Fazer humor com crenças religiosas é discutível, embora se aceite quando observa uma regra simples que é a de não amesquinhar ou
insultar os seus fieis; mesmo quando alguns não mereçam respeito nenhum, como
acontece com os radicais violentos de qualquer religião. Viver a publicar cartoons jocosos e insultuosos sobre
figuras duma religião, ou quaisquer outras, não é modo de vida—é psicopatia.
Por isso, acho essa coisa de sermos todos "Charlie"
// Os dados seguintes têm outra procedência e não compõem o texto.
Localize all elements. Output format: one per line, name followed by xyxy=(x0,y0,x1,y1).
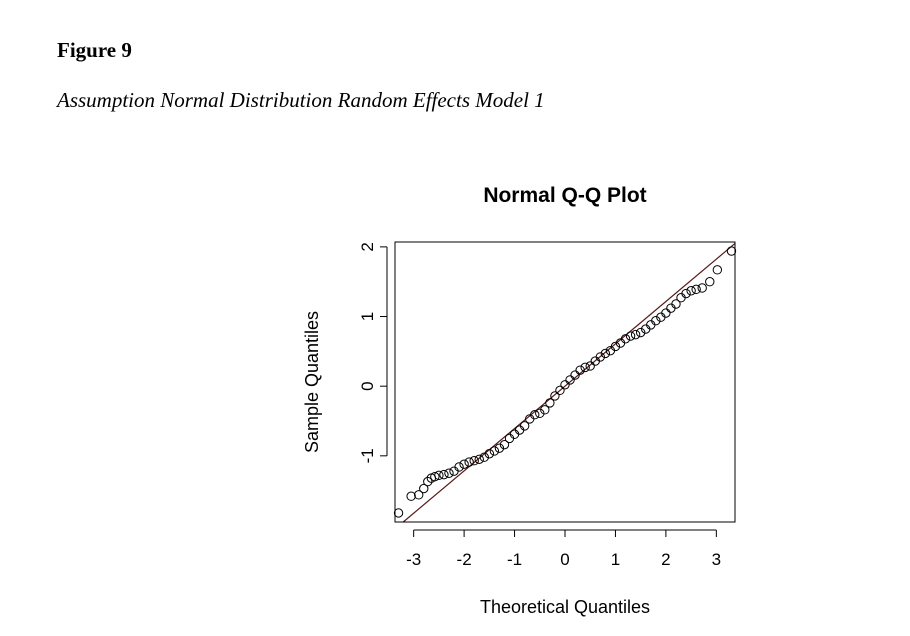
qq-point xyxy=(430,472,440,482)
qq-point xyxy=(530,410,540,420)
qq-point xyxy=(459,459,469,469)
qq-point xyxy=(489,446,500,456)
x-tick-label: -3 xyxy=(406,550,421,569)
qq-point xyxy=(535,408,545,419)
qq-point xyxy=(600,348,611,359)
qq-point xyxy=(550,391,560,401)
qq-point xyxy=(469,456,479,466)
qq-point xyxy=(479,452,489,462)
qq-point xyxy=(697,283,707,293)
qq-point xyxy=(419,483,429,494)
y-tick-label: 0 xyxy=(358,381,377,390)
qq-point xyxy=(474,454,484,465)
x-tick-label: 2 xyxy=(661,550,670,569)
x-tick-label: 3 xyxy=(712,550,721,569)
qq-point xyxy=(625,331,636,341)
axes-layer: -3 -2 -1 0 1 2 3 -1 0 1 2 xyxy=(358,242,721,569)
qq-point xyxy=(635,327,646,338)
qq-point xyxy=(686,286,696,296)
qq-point xyxy=(595,352,606,362)
figure-caption: Assumption Normal Distribution Random Ef… xyxy=(57,88,545,112)
qq-point xyxy=(414,490,424,500)
qq-point xyxy=(580,362,590,373)
qq-point xyxy=(499,439,510,450)
qq-point xyxy=(464,457,474,467)
qq-point xyxy=(726,246,737,256)
figure-label: Figure 9 xyxy=(57,38,132,62)
qq-point xyxy=(393,508,404,518)
qq-point xyxy=(585,361,595,371)
qq-point xyxy=(494,443,505,453)
qq-point xyxy=(620,334,631,344)
qq-point xyxy=(444,468,454,478)
y-tick-label: 1 xyxy=(358,312,377,321)
qq-point xyxy=(681,288,691,299)
x-tick-label: -2 xyxy=(457,550,472,569)
qq-point xyxy=(671,299,681,309)
qq-point xyxy=(565,375,575,385)
x-tick-label: 0 xyxy=(560,550,569,569)
plot-frame xyxy=(394,241,736,523)
qq-point xyxy=(661,308,671,318)
y-tick-label: 2 xyxy=(358,242,377,251)
x-tick-label: -1 xyxy=(507,550,522,569)
qq-point xyxy=(705,277,715,287)
qq-point xyxy=(540,405,550,415)
qq-point xyxy=(651,316,661,326)
qq-point xyxy=(560,380,570,390)
qq-point xyxy=(406,491,416,501)
qq-point xyxy=(439,469,449,480)
qq-point xyxy=(610,341,621,352)
qq-point xyxy=(519,421,530,431)
qq-point xyxy=(423,476,433,487)
y-axis-label: Sample Quantiles xyxy=(302,311,322,453)
qq-point xyxy=(545,398,555,408)
qq-point xyxy=(630,329,641,340)
qq-point xyxy=(570,370,580,380)
points-layer xyxy=(393,246,737,518)
qq-point xyxy=(434,470,444,481)
chart-title: Normal Q-Q Plot xyxy=(483,184,646,207)
qq-point xyxy=(484,449,495,459)
qq-point xyxy=(575,365,585,375)
qq-point xyxy=(691,284,701,295)
y-tick-label: -1 xyxy=(358,448,377,463)
x-axis-label: Theoretical Quantiles xyxy=(480,597,650,617)
qq-point xyxy=(454,462,464,472)
x-tick-label: 1 xyxy=(611,550,620,569)
qq-point xyxy=(555,385,565,396)
qq-point xyxy=(712,265,723,275)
abusiva. Se um jornal quer seguir a linha do Charlie Hebdo, deve poder fazê-lo impunemente, sempre e enquanto
quiser, até à consumação dos séculos, em nome da liberdade de expressão. Mas
não venham dizer-nos que somos todos "Charlie" porque muitos não
somos.
Manifestar emoção e reprovação perante a carnificina
inaceitável de ontem é indispensável, justo e correcto. Mas tal não significa
aprovação da linha editorial do jornal que, em boa verdade, é alarve. Reprovo vivamente o que aconteceu ontem, mas eu não sou "Charlie".